Hacker News new | ask | show | jobs
by AndrewKemendo 2620 days ago
Depends on what you're trying to do.

Are you putting a trained inference model into production as a product? Is it a RL system (completely different architecture than an inference system)? Are you trying to build a model with your application data from scratch? Are you doing NLP or CV?

As a rule of thumb I look at the event diagram of the application/systems you're trying to implement ML into, which should tell you how to structure your data workflows in line with the existing data flows of the application. If it's strictly a constrained research effort then pipelines are less important, so go with what's fast and easy to document/read.
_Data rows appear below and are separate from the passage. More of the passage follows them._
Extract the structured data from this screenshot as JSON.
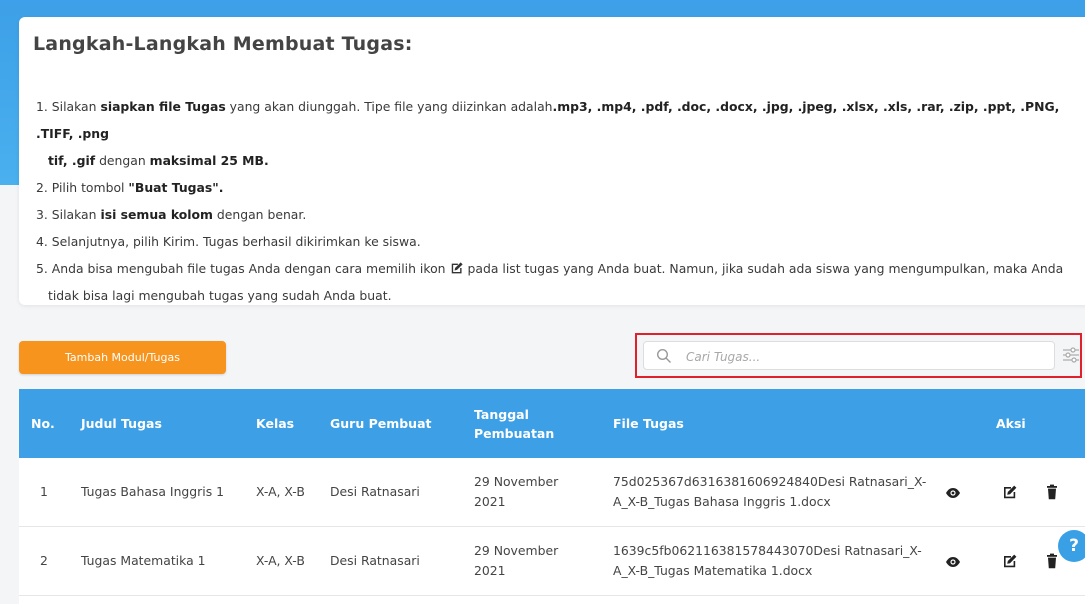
{
  "info": {
    "title": "Langkah-Langkah Membuat Tugas:",
    "step1_a": "1. Silakan ",
    "step1_b": "siapkan file Tugas",
    "step1_c": " yang akan diunggah. Tipe file yang diizinkan adalah",
    "step1_d": ".mp3, .mp4, .pdf, .doc, .docx, .jpg, .jpeg, .xlsx, .xls, .rar, .zip, .ppt, .PNG, .TIFF, .png",
    "step1_e": "tif, .gif",
    "step1_f": " dengan ",
    "step1_g": "maksimal 25 MB.",
    "step2_a": "2. Pilih tombol ",
    "step2_b": "\"Buat Tugas\".",
    "step3_a": "3. Silakan ",
    "step3_b": "isi semua kolom",
    "step3_c": " dengan benar.",
    "step4": "4. Selanjutnya, pilih Kirim. Tugas berhasil dikirimkan ke siswa.",
    "step5_a": "5. Anda bisa mengubah file tugas Anda dengan cara memilih ikon",
    "step5_b": "pada list tugas yang Anda buat. Namun, jika sudah ada siswa yang mengumpulkan, maka Anda",
    "step5_c": "tidak bisa lagi mengubah tugas yang sudah Anda buat."
  },
  "toolbar": {
    "add_label": "Tambah Modul/Tugas",
    "search_placeholder": "Cari Tugas..."
  },
  "table": {
    "headers": {
      "no": "No.",
      "judul": "Judul Tugas",
      "kelas": "Kelas",
      "guru": "Guru Pembuat",
      "tanggal": "Tanggal Pembuatan",
      "file": "File Tugas",
      "aksi": "Aksi"
    },
    "rows": [
      {
        "no": "1",
        "judul": "Tugas Bahasa Inggris 1",
        "kelas": "X-A, X-B",
        "guru": "Desi Ratnasari",
        "tanggal": "29 November 2021",
        "file": "75d025367d6316381606924840Desi Ratnasari_X-A_X-B_Tugas Bahasa Inggris 1.docx"
      },
      {
        "no": "2",
        "judul": "Tugas Matematika 1",
        "kelas": "X-A, X-B",
        "guru": "Desi Ratnasari",
        "tanggal": "29 November 2021",
        "file": "1639c5fb062116381578443070Desi Ratnasari_X-A_X-B_Tugas Matematika 1.docx"
      }
    ]
  },
  "help": {
    "label": "?"
  },
  "colors": {
    "primary": "#3d9fe6",
    "accent": "#f7941d",
    "highlight": "#e0202a"
  },
  "icons": [
    "search-icon",
    "filter-icon",
    "view-icon",
    "edit-icon",
    "delete-icon",
    "help-icon"
  ]
}
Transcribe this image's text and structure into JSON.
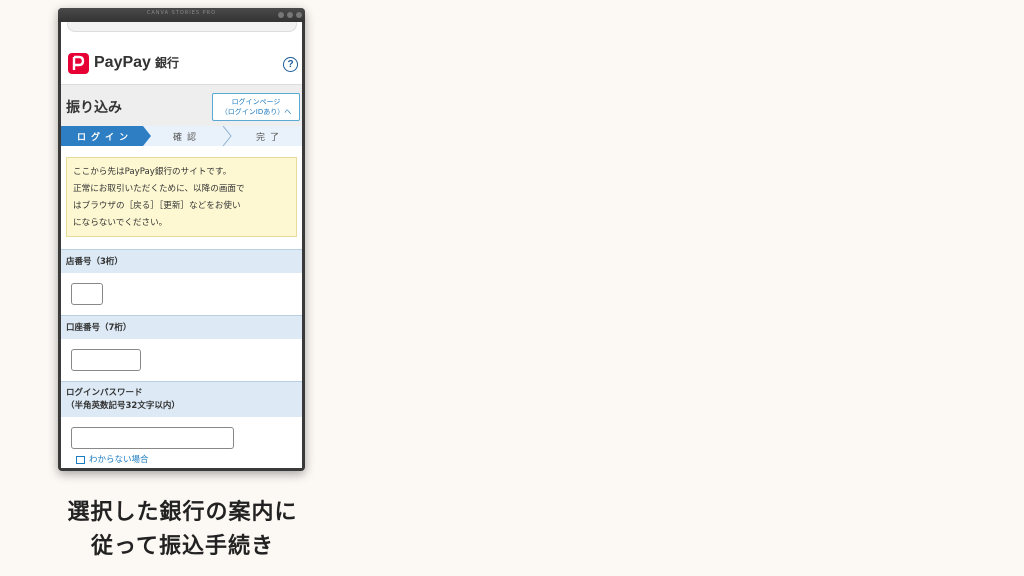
{
  "window": {
    "title": "CANVA STORIES PRO"
  },
  "header": {
    "brand": "PayPay",
    "bank_suffix": "銀行",
    "help_icon": "?"
  },
  "page": {
    "title": "振り込み",
    "login_link_line1": "ログインページ",
    "login_link_line2": "（ログインIDあり）へ"
  },
  "steps": [
    {
      "label": "ログイン",
      "active": true
    },
    {
      "label": "確認",
      "active": false
    },
    {
      "label": "完了",
      "active": false
    }
  ],
  "notice": {
    "line1": "ここから先はPayPay銀行のサイトです。",
    "line2": "正常にお取引いただくために、以降の画面で",
    "line3": "はブラウザの［戻る］［更新］などをお使い",
    "line4": "にならないでください。"
  },
  "form": {
    "branch_label": "店番号（3桁）",
    "branch_value": "",
    "account_label": "口座番号（7桁）",
    "account_value": "",
    "password_label_line1": "ログインパスワード",
    "password_label_line2": "（半角英数記号32文字以内）",
    "password_value": "",
    "forgot_link": "わからない場合"
  },
  "caption": {
    "line1": "選択した銀行の案内に",
    "line2": "従って振込手続き"
  },
  "colors": {
    "brand_red": "#e60033",
    "step_active": "#2e7ec4",
    "link_blue": "#1d7bbf",
    "notice_bg": "#fdf8d2",
    "section_bg": "#ddeaf6"
  }
}
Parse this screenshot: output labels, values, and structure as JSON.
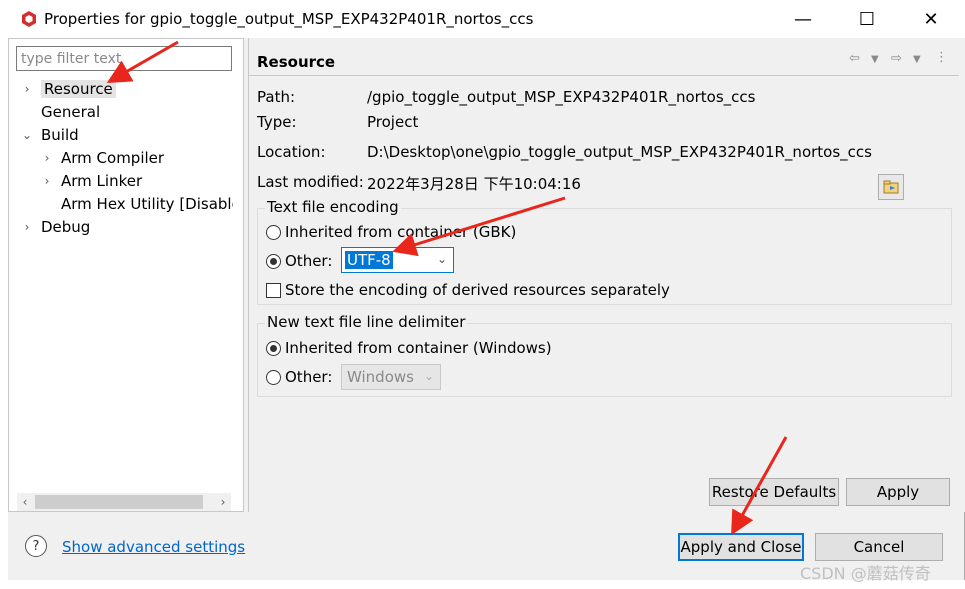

Generally speaking, you want your ML/DS/DE systems to be loosely coupled to your application data structures - with well defined RPC standards informed by the data team. I generally hate data pooling, but if we're talking about pooling 15 microservices vs pooling 15 monoliths, then the microservices pooling might be necessary.

Realistically this ends up being a business decision based on organizational complexity.

1 comments

Thanks for the reply. Could you give some more insight into how and what tools you choose for the different sort of tasks (say NLP vs CV vs RL)? Also, how and why are different tools/pipelines better for production and product building?
How you parse and manage the inputs is significantly different between those types.

With NLP as one example, you need to determine when are you going to do tokenization? - aka break up the inputs into "tokens." So do you do this at ingest, in transit, at rest?

With CV you don't need to do tokenization at all (probably).

So the tools really come out of the use case and how/when you put them into the production chain.